The balloons floating around the UMBC Campus a few weeks ago were associated with an introductory course (GES 286) in the Department of Geography and Environmental Systems (GES). Students in the course were out flying the balloons with digital cameras attached in an attempt to learn how remote sensing assists with data collection. The balloons were flown at an altitude of approximately 400 ft and the cameras were set to take pictures every 10 seconds in both the full color and the near Infrared portions of the electromagnetic spectrum. By combining specific parts of the images together students are able to determine whether vegetation is healthy or under stress.
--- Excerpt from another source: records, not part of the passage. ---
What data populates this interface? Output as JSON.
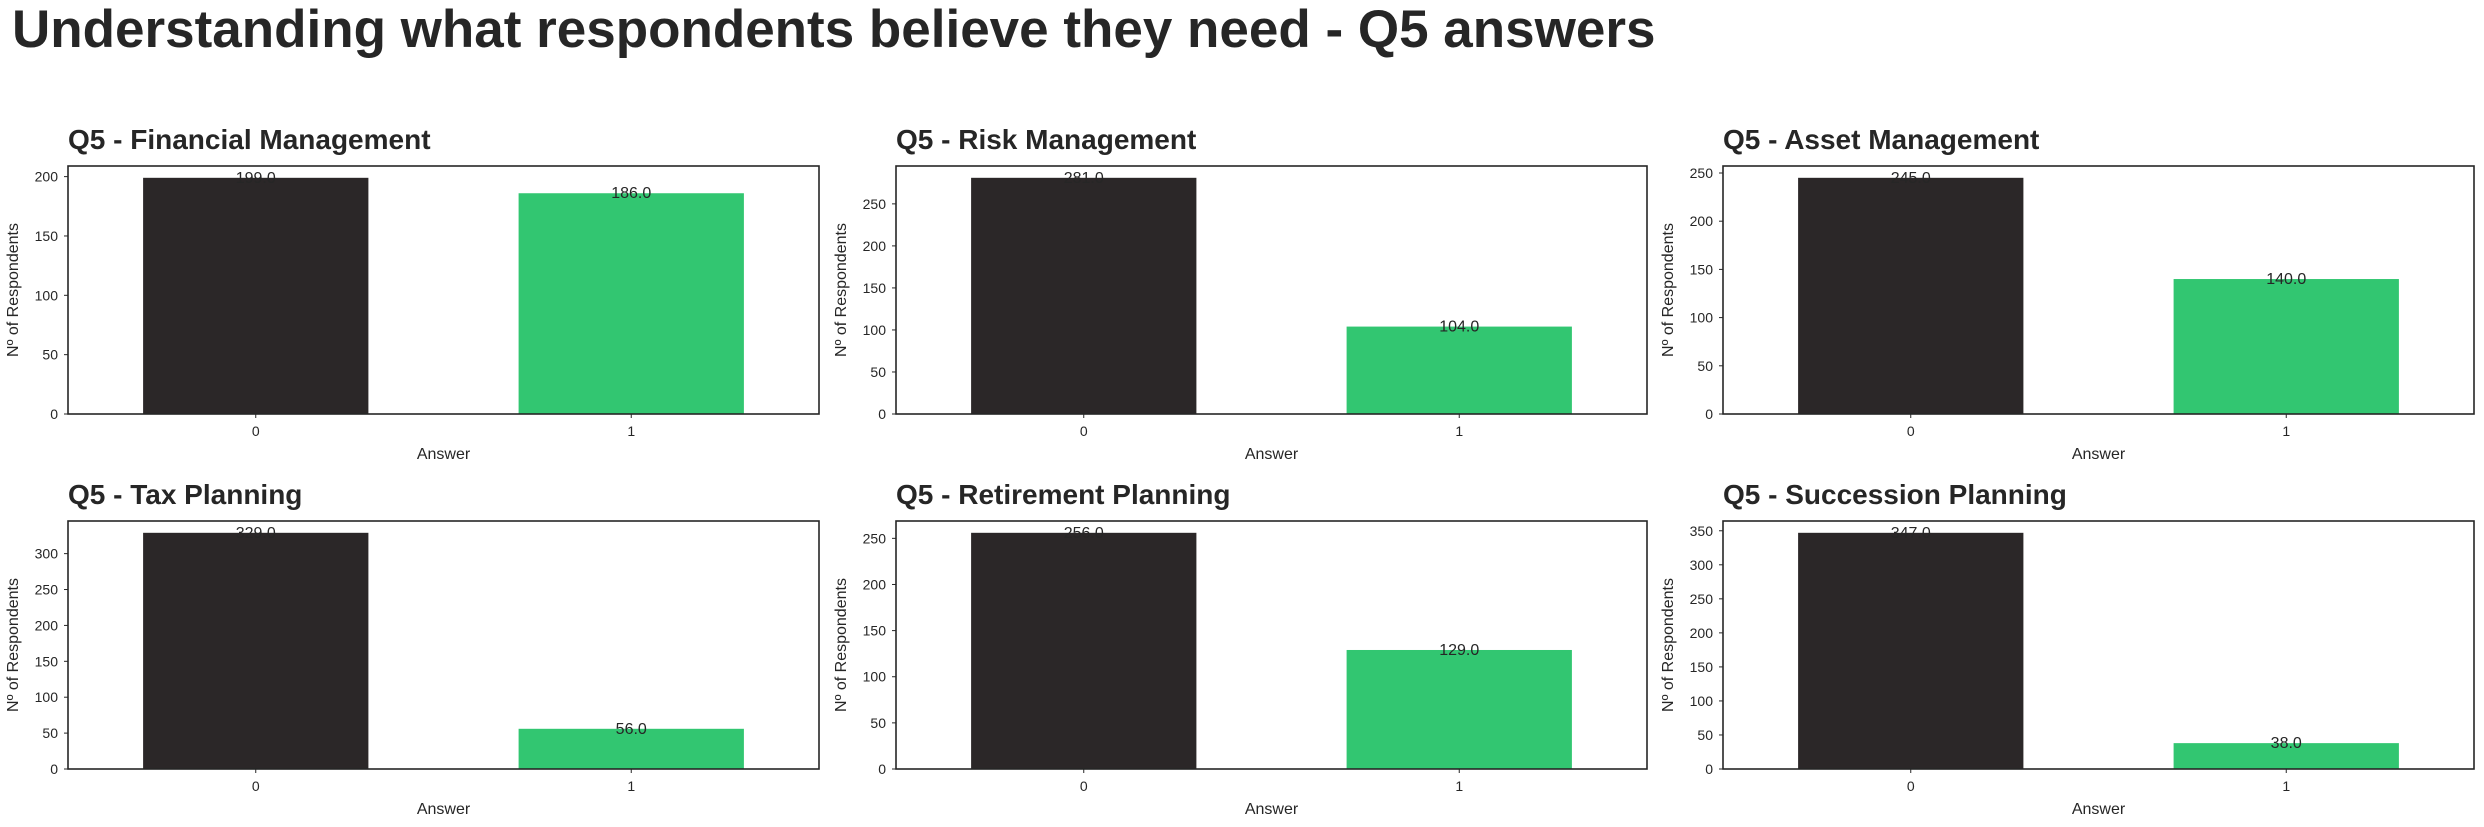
{
  "suptitle": "Understanding what respondents believe they need - Q5 answers",
  "colors": {
    "bar_0": "#2b2728",
    "bar_1": "#32c671",
    "frame": "#262626",
    "text": "#262626"
  },
  "chart_data": [
    {
      "type": "bar",
      "title": "Q5 - Financial Management",
      "xlabel": "Answer",
      "ylabel": "Nº of Respondents",
      "categories": [
        "0",
        "1"
      ],
      "values": [
        199.0,
        186.0
      ],
      "data_labels": [
        "199.0",
        "186.0"
      ],
      "ylim": [
        0,
        208.95
      ],
      "yticks": [
        0,
        50,
        100,
        150,
        200
      ],
      "grid": false
    },
    {
      "type": "bar",
      "title": "Q5 - Risk Management",
      "xlabel": "Answer",
      "ylabel": "Nº of Respondents",
      "categories": [
        "0",
        "1"
      ],
      "values": [
        281.0,
        104.0
      ],
      "data_labels": [
        "281.0",
        "104.0"
      ],
      "ylim": [
        0,
        295.05
      ],
      "yticks": [
        0,
        50,
        100,
        150,
        200,
        250
      ],
      "grid": false
    },
    {
      "type": "bar",
      "title": "Q5 - Asset Management",
      "xlabel": "Answer",
      "ylabel": "Nº of Respondents",
      "categories": [
        "0",
        "1"
      ],
      "values": [
        245.0,
        140.0
      ],
      "data_labels": [
        "245.0",
        "140.0"
      ],
      "ylim": [
        0,
        257.25
      ],
      "yticks": [
        0,
        50,
        100,
        150,
        200,
        250
      ],
      "grid": false
    },
    {
      "type": "bar",
      "title": "Q5 - Tax Planning",
      "xlabel": "Answer",
      "ylabel": "Nº of Respondents",
      "categories": [
        "0",
        "1"
      ],
      "values": [
        329.0,
        56.0
      ],
      "data_labels": [
        "329.0",
        "56.0"
      ],
      "ylim": [
        0,
        345.45
      ],
      "yticks": [
        0,
        50,
        100,
        150,
        200,
        250,
        300
      ],
      "grid": false
    },
    {
      "type": "bar",
      "title": "Q5 - Retirement Planning",
      "xlabel": "Answer",
      "ylabel": "Nº of Respondents",
      "categories": [
        "0",
        "1"
      ],
      "values": [
        256.0,
        129.0
      ],
      "data_labels": [
        "256.0",
        "129.0"
      ],
      "ylim": [
        0,
        268.8
      ],
      "yticks": [
        0,
        50,
        100,
        150,
        200,
        250
      ],
      "grid": false
    },
    {
      "type": "bar",
      "title": "Q5 - Succession Planning",
      "xlabel": "Answer",
      "ylabel": "Nº of Respondents",
      "categories": [
        "0",
        "1"
      ],
      "values": [
        347.0,
        38.0
      ],
      "data_labels": [
        "347.0",
        "38.0"
      ],
      "ylim": [
        0,
        364.35
      ],
      "yticks": [
        0,
        50,
        100,
        150,
        200,
        250,
        300,
        350
      ],
      "grid": false
    }
  ]
}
This method of data collection and mapping is being used around the country by a variety of people associated with Public Labs (http://publiclab.org/) (https://twitter.com/publiclab).
The original idea for this lab came from PhD candidate Jonathan Dandois, who works in Dr. Erle Ellis’ lab in the GES Department. The Ecosynth project (http://ecosynth.org/), at the center of Jonathan’s dissertation, focuses on the use of small and light-weight, hobbyist-grade automated multi-rotor copters to collect aerial photos to study forest canopy structure.
The Department of Geography and Environmental Systems offers GES 286 each semester, it meets the university requirement for a lab science, and includes a number of other labs (pictures from some of those labs are below) that allow students to explore the environment around UMBC. Students use state of the art GIS software in the department’s Geospatial Lab to help with analysis and display of the data they collect. The course is open to all UMBC students.